10 冒険の手続き②
「研修プログラム?」
冒険者組合で聞くにはかなり業務的なその単語に首を傾げていると、職員が頷いて話し始めた。
「はい。いきなり冒険者と言われても、実際何をすればいいのか分からず戸惑う方が毎年数多くいます。
その為、組合が去年から採用しているシステムで、一週間だけ組合の監視の下で冒険者の活動をして貰おう、という内容のものが存在するのです」
「な、なるほど?」
「具体的には一週間組合から出されるクエストや講習を受けて貰って、冒険者に必要な基礎知識を手っ取り早く身に着けて貰おう、という話です。
これを受けられる場合、手数料として1500リン必要になりますが、宿泊部屋の提供と食事が朝と夜の二回分用意されています。

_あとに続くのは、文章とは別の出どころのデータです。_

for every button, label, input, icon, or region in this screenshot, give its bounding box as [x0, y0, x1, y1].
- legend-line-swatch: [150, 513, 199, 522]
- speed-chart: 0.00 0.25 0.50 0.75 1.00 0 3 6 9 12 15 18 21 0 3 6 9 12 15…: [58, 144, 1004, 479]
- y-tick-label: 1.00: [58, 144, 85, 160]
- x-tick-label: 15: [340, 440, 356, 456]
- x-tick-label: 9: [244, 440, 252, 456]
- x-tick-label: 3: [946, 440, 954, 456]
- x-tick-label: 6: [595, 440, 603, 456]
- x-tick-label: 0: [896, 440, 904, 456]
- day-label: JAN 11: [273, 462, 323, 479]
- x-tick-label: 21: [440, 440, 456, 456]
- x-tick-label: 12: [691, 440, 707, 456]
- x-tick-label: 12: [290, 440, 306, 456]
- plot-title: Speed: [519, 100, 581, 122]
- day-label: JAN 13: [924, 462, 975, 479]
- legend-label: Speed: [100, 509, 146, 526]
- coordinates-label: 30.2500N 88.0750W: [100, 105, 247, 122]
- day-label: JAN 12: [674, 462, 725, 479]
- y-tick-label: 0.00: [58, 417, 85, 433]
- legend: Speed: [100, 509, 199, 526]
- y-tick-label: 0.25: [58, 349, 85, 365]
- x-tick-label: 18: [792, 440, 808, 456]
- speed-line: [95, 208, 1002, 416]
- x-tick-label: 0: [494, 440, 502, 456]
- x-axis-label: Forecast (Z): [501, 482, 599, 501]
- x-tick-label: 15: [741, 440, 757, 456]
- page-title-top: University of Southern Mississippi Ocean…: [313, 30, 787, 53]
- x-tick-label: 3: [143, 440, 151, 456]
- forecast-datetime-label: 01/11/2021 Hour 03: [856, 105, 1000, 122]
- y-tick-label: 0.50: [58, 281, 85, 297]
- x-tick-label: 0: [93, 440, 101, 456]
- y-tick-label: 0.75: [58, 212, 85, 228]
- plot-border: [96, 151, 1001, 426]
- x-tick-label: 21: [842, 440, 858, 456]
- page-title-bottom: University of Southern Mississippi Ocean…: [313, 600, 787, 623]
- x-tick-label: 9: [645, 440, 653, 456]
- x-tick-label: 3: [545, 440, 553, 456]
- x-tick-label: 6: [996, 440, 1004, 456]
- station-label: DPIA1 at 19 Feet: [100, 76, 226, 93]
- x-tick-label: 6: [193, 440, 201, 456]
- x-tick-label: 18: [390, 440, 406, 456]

費用は掛かりますが、実際多くの冒険者が受けられていますし、いかがでしょうか?」
話を聞くだけだと、所謂新人研修のそれに似た感じの事を冒険者でもやっている様だ。正直右も左も分からない俺に寝床と食事を提供して貰えるのは非常に有難いので、二つ返事で受ける事にした。
巾着から銀貨二枚を払い、職員から大きい十円玉の様な銅貨を五枚お釣りとして受け取る。
「はい、では研修プログラムに登録という事ですのでこの書類にサイン……は書けないんでしたっけ。代わりに書いておきますね」
親切心なのか、俺が言いだすよりも先に職員が代筆を申し出てくれた。
善意で行動してくれている人の前でこんな事を考えるのは失礼なのかもしれないが、読み書き出来ない今の俺って書類詐欺に簡単に引っ掛かりそうだよな。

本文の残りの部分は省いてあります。